Salaires variables selon l'activité
Côté rémunération, les choses sont compliquées. Les pilotes d'une station sont parties prenante dans la station, qui leur appartient et qu'ils gèrent. Elle est autonome, rémunérée à l'acte et paye ses bateaux, son carburant, les salaires de ses collaborateurs... Une fois toutes ces charges d'entreprise déduites, les pilotes sont rémunérés. "Le salaire est à peu près équivalent à celui d'un capitaine, dans une fourchette allant de 4 000 à 10 000 euros par mois. Il est sujet à des variations. Avec la pandémie de 2020, l'activité de pilotage à Marseille à chuté, les revenus de la société de pilotage ont fondu comme neige au soleil."

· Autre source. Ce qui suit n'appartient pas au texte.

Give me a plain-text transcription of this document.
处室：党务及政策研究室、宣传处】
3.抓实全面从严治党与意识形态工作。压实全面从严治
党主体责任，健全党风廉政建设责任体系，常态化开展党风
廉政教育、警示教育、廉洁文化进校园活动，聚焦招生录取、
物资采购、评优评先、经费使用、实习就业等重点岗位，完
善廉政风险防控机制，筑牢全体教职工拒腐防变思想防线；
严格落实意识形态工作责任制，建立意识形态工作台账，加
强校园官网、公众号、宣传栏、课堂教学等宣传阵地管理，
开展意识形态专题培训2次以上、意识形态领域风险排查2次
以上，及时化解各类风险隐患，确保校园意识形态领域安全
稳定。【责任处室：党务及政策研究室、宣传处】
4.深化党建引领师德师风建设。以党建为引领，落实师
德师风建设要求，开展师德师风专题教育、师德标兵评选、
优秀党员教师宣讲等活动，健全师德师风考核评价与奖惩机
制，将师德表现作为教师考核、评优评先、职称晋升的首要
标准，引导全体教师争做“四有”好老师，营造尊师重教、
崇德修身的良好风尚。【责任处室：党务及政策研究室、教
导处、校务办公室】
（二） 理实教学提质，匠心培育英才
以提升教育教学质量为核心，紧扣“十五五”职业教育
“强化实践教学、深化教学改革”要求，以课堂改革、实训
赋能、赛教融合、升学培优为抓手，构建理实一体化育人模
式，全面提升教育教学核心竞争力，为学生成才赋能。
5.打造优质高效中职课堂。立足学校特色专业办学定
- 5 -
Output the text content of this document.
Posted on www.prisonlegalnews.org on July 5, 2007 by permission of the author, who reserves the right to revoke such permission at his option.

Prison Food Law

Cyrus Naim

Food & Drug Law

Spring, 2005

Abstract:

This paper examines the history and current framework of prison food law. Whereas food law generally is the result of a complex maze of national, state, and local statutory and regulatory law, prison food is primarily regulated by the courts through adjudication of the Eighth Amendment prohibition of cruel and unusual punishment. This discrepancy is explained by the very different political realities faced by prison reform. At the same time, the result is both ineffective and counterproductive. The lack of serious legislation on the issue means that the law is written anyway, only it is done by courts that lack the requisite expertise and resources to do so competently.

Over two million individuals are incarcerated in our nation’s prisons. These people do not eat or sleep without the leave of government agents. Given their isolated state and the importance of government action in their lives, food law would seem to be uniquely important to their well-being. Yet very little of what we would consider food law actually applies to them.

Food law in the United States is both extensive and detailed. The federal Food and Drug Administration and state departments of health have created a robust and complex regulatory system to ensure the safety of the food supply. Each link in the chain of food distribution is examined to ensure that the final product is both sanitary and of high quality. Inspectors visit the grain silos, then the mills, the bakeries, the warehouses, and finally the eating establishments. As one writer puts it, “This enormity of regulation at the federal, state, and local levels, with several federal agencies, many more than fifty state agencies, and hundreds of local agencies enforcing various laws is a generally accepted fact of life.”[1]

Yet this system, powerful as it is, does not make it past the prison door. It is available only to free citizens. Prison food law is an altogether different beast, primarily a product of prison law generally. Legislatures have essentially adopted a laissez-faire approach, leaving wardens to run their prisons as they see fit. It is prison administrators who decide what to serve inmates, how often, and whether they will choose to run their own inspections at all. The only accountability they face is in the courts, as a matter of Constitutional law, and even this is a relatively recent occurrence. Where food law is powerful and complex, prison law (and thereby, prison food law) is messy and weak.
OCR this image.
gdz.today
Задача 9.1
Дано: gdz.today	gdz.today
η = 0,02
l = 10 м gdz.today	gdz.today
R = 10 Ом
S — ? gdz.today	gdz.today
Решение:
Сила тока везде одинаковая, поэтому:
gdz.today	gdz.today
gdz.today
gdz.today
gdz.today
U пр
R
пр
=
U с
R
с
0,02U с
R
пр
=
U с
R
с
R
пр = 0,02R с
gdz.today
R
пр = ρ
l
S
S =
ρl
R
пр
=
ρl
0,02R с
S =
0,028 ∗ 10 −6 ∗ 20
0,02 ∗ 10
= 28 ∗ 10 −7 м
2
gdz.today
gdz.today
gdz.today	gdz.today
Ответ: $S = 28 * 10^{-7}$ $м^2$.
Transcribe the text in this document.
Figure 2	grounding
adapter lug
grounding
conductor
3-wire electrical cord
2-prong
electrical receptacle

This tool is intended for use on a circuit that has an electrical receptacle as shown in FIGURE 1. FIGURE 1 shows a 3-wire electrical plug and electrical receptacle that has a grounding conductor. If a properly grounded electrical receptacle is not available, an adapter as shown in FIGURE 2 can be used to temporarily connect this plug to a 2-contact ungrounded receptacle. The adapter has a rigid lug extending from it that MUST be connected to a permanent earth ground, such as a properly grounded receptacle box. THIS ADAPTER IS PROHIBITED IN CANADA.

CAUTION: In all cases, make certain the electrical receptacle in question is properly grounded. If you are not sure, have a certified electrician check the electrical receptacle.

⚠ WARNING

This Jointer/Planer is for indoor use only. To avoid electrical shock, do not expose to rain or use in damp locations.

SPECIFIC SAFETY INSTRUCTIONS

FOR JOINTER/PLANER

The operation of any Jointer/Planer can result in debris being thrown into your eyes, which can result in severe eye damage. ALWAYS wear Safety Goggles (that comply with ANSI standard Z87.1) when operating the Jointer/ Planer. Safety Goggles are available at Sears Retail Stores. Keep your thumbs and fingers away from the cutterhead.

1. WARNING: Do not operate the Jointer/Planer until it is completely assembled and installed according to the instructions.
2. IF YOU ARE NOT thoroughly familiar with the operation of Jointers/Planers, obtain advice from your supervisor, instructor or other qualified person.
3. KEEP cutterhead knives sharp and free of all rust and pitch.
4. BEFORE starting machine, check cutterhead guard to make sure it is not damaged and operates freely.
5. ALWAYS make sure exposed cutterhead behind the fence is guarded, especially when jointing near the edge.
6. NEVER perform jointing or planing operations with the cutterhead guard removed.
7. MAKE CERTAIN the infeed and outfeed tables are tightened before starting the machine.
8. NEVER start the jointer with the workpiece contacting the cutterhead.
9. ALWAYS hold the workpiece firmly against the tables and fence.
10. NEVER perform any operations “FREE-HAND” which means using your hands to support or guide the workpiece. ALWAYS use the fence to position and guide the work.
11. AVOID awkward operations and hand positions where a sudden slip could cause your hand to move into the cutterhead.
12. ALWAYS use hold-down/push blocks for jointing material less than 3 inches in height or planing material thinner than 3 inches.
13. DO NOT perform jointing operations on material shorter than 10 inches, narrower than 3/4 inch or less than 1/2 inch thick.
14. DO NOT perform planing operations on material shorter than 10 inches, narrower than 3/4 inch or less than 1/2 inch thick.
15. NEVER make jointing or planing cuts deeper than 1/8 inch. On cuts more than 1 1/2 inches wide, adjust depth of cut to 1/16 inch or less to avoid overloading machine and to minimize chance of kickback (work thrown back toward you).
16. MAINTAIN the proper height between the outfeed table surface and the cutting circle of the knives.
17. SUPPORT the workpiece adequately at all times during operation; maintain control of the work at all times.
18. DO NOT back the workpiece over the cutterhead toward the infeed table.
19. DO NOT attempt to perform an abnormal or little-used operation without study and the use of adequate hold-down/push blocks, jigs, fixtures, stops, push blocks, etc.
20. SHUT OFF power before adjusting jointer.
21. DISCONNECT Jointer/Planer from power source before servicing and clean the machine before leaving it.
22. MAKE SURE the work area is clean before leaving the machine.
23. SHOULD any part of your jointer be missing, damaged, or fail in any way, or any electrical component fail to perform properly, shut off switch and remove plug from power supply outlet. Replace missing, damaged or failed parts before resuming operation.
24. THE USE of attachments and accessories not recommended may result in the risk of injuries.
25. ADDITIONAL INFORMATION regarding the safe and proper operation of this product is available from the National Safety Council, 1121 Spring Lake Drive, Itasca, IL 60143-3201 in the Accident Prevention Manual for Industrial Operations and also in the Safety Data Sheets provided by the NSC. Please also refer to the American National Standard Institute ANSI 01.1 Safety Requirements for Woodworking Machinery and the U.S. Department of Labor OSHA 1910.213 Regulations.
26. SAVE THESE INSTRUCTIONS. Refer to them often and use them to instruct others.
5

Vous envisagez de devenir pilote ?
"Il faut avant tout se renseigner sur le cursus de formation des ENSM"; nous explique André Gaillard. "Dès votre entrée en formation, rencontrez les pilotes de votre région, pour confirmer vos espoirs ou rêves dans ce métier. Les 2/3 des pilotes en poste actuellement vont partir en retraite d'ici 10 à 15 ans, le plein-emploi est au coin de la rue !"
Acteurs du service public
Les pilotes entretiennent un intérêt réel dans le fonctionnement correct de leur place portuaire. Acteurs du trafic en mer, ils agissent sur l'activité de leur port d'affectation, dans le respect des règles de la concurrence, du droit maritime et local. Polyvalents, les pilotes réalisent une action de service public au bénéfice de l'ensemble des acteurs professionnels de la mer.